Re: img@relaxed CP [was: CfC: Close ISSUE-206: meta-generator by Amicable Resolution]

On Sat, Aug 4, 2012 at 3:51 PM, Steve Faulkner <faulkner.steve@gmail.com> wrote:
> You appear to have been selective in your quoting from the spec, directly
> below your "might" quote is the following:
>
> In a conforming document, the absence of the alt attribute indicates that
> the image is a key part of the content but that a textual replacement for
> the image was not available when the image was generated.

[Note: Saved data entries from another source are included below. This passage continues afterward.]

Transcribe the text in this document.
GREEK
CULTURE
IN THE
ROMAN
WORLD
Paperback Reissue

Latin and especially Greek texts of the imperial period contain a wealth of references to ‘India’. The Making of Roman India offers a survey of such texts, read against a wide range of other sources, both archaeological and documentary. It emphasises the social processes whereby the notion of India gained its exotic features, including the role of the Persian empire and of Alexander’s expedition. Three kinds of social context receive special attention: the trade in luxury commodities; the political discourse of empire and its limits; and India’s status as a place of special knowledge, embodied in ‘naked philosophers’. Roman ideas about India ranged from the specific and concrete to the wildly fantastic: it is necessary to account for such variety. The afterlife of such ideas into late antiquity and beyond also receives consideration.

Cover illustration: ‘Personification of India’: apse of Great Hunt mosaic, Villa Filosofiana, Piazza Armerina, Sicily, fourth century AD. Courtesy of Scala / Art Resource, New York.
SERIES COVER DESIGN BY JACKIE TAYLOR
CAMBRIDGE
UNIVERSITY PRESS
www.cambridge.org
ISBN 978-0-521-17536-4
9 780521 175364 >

In a _conforming_ document. Consuming software (obviously) doesn't
know a document is conforming, so it can't make that inference about
images without @alt. There's also no simple way a developer ingesting
syndicated articles could make that inference about images without
@alt.

Also, I don't think the spec here is trying to make the distinction
between filler images in ingested articles and (say) diagrams, charts,
and illustrative photos that I was talking about with respect to
"key", but could be important to whether a user agents highlights the
presence of an image or not. What I'm getting it is a user might want
one behavior (hiding filler photos without alternative text) when
browsing a celebrity gossip site, and another behavior (alerting such
images) when trying to find the 2011 Sales graph on the corporate wiki
for inclusion in a presentation. What is noise and what is signal is
context dependent. So we ideally shouldn't do anything that would
break the existing configurability of such behavior in user agents.